El extenso auto pone el foco en el papel de los hermanos Domingo Arnaldo y Guillermo Alfredo Amaro Chacón. Según el juez, su nivel de intervención en negocios internacionales y política, especialmente en lo relacionado con Venezuela, sobrepasa con creces las capacidades y funciones propias de un empresario ordinario. Sus gestiones incidían directamente en asuntos de Estado de primer nivel, alejándose por completo "de la operativa habitual de una sociedad mercantil".
Esta excepcionalidad queda en evidencia al analizar cómo se estructuraban las operaciones de compraventa de materias primas y petróleo. Los mensajes interceptados en el teléfono de Julio Martínez Martínez revelan que cualquier comprador potencial estaba obligado a canalizar sus gestiones exclusivamente a través de la red de influencia liderada por Zapatero. El trámite para entrar en el negocio era enviar una preceptiva carta dirigida a la atención directa y la dirección postal del expresidente.
China y Venezuela
Según señala la Audiencia Nacional, los intermediarios y compradores a menudo ni siquiera sabían el tipo exacto de crudo que iban a adquirir, admitiendo en los chats que necesitaban esa información para poder redactar la carta de intenciones. En otras comunicaciones previas, simplemente se daban instrucciones directas y escuetas como "Coke" (en referencia al coque de petróleo) seguidas de la orden: "Preparen LOI".

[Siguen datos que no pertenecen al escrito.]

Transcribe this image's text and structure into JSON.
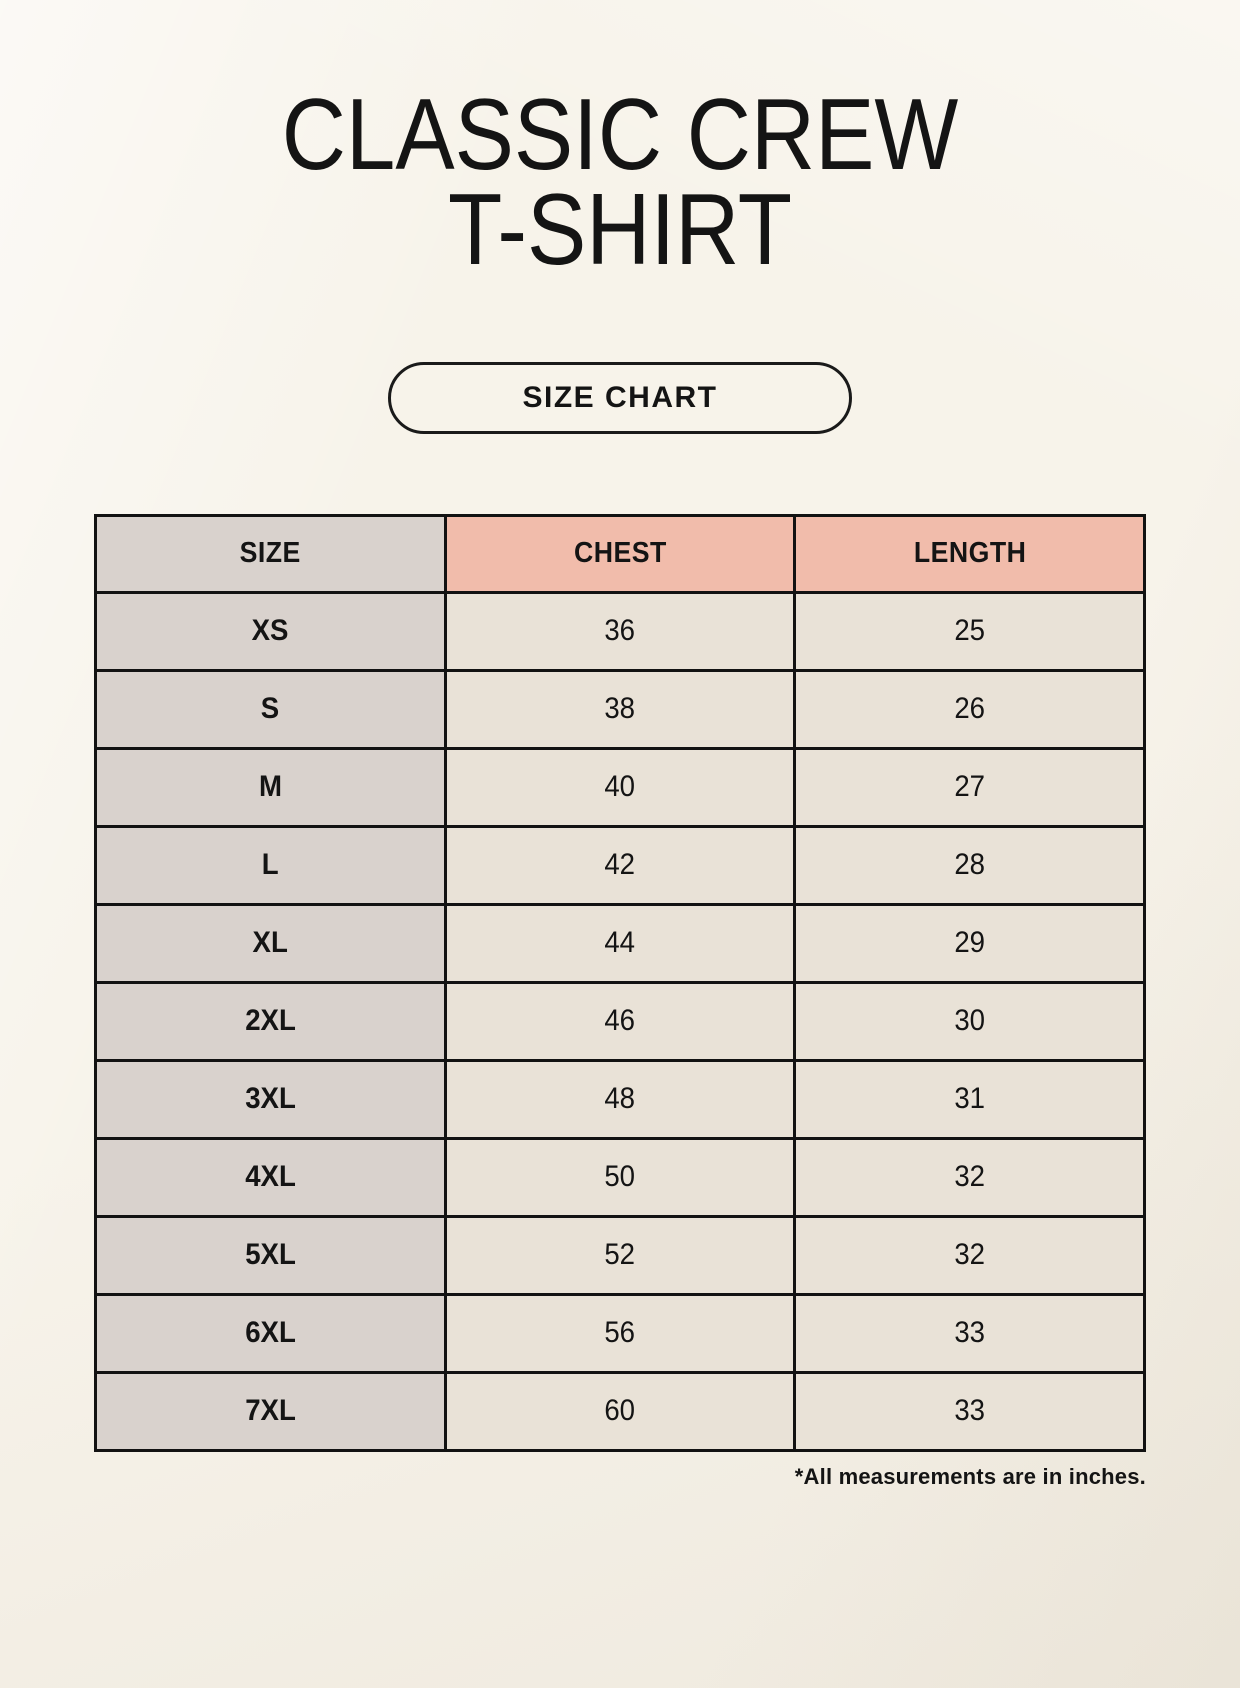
{
  "header": {
    "title_line1": "CLASSIC CREW",
    "title_line2": "T-SHIRT",
    "size_chart_button": "SIZE CHART"
  },
  "chart_data": {
    "type": "table",
    "title": "CLASSIC CREW T-SHIRT",
    "columns": [
      "SIZE",
      "CHEST",
      "LENGTH"
    ],
    "rows": [
      {
        "size": "XS",
        "chest": "36",
        "length": "25"
      },
      {
        "size": "S",
        "chest": "38",
        "length": "26"
      },
      {
        "size": "M",
        "chest": "40",
        "length": "27"
      },
      {
        "size": "L",
        "chest": "42",
        "length": "28"
      },
      {
        "size": "XL",
        "chest": "44",
        "length": "29"
      },
      {
        "size": "2XL",
        "chest": "46",
        "length": "30"
      },
      {
        "size": "3XL",
        "chest": "48",
        "length": "31"
      },
      {
        "size": "4XL",
        "chest": "50",
        "length": "32"
      },
      {
        "size": "5XL",
        "chest": "52",
        "length": "32"
      },
      {
        "size": "6XL",
        "chest": "56",
        "length": "33"
      },
      {
        "size": "7XL",
        "chest": "60",
        "length": "33"
      }
    ],
    "footnote": "*All measurements are in inches."
  },
  "colors": {
    "page_background": "#f7f3ea",
    "size_column_background": "#d9d2cd",
    "header_accent_salmon": "#f1bcab",
    "data_cell_background": "#e9e2d7",
    "table_border": "#121212",
    "text": "#141414"
  }
}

Las conversaciones también destapan la implicación directa de las más altas esferas del gobierno venezolano. En enero de 2024, Domingo Amaro Chacón confirmaba a la trama estar "listo para viajar a reunirse con la Dama y Ministro Petróleo". Esta "Dama" es identificada por los investigadores como la presidenta venezolana Delcy Rodríguez, a quien los miembros de la red señalan expresamente como la figura clave que "maneja la asignación directa de los barcos" petroleros.
Además de los nexos con Venezuela, en los chats intervenidos se menciona a Philippe Apikian, presidente de Swissoil Trading SA, y se asegura que "los chinos están listos para comprar barcos". Los propios implicados eran conscientes de la magnitud geopolítica del negocio, advirtiendo en sus mensajes: "Debemos tener claro qué vamos a ofertar. Esta es una empresa que depende del Partido Comunista Chino".
Como prueba definitiva de la "influencia determinante" de Zapatero en estos negocios de Estado, el juez destaca el hallazgo de un documento revelador: una carta de intenciones fechada el 30 de octubre de 2023 y remitida por la entidad asiática China International Cultural Technology Resources Group. Este documento no iba dirigido a ninguna empresa comercializadora de petróleo, sino que fue enviado explícitamente a la "Oficina del Presidente Zapatero", confirmando que el exmandatario disponía de un acceso directo para facilitar negocios entre actores estatales del más alto nivel político.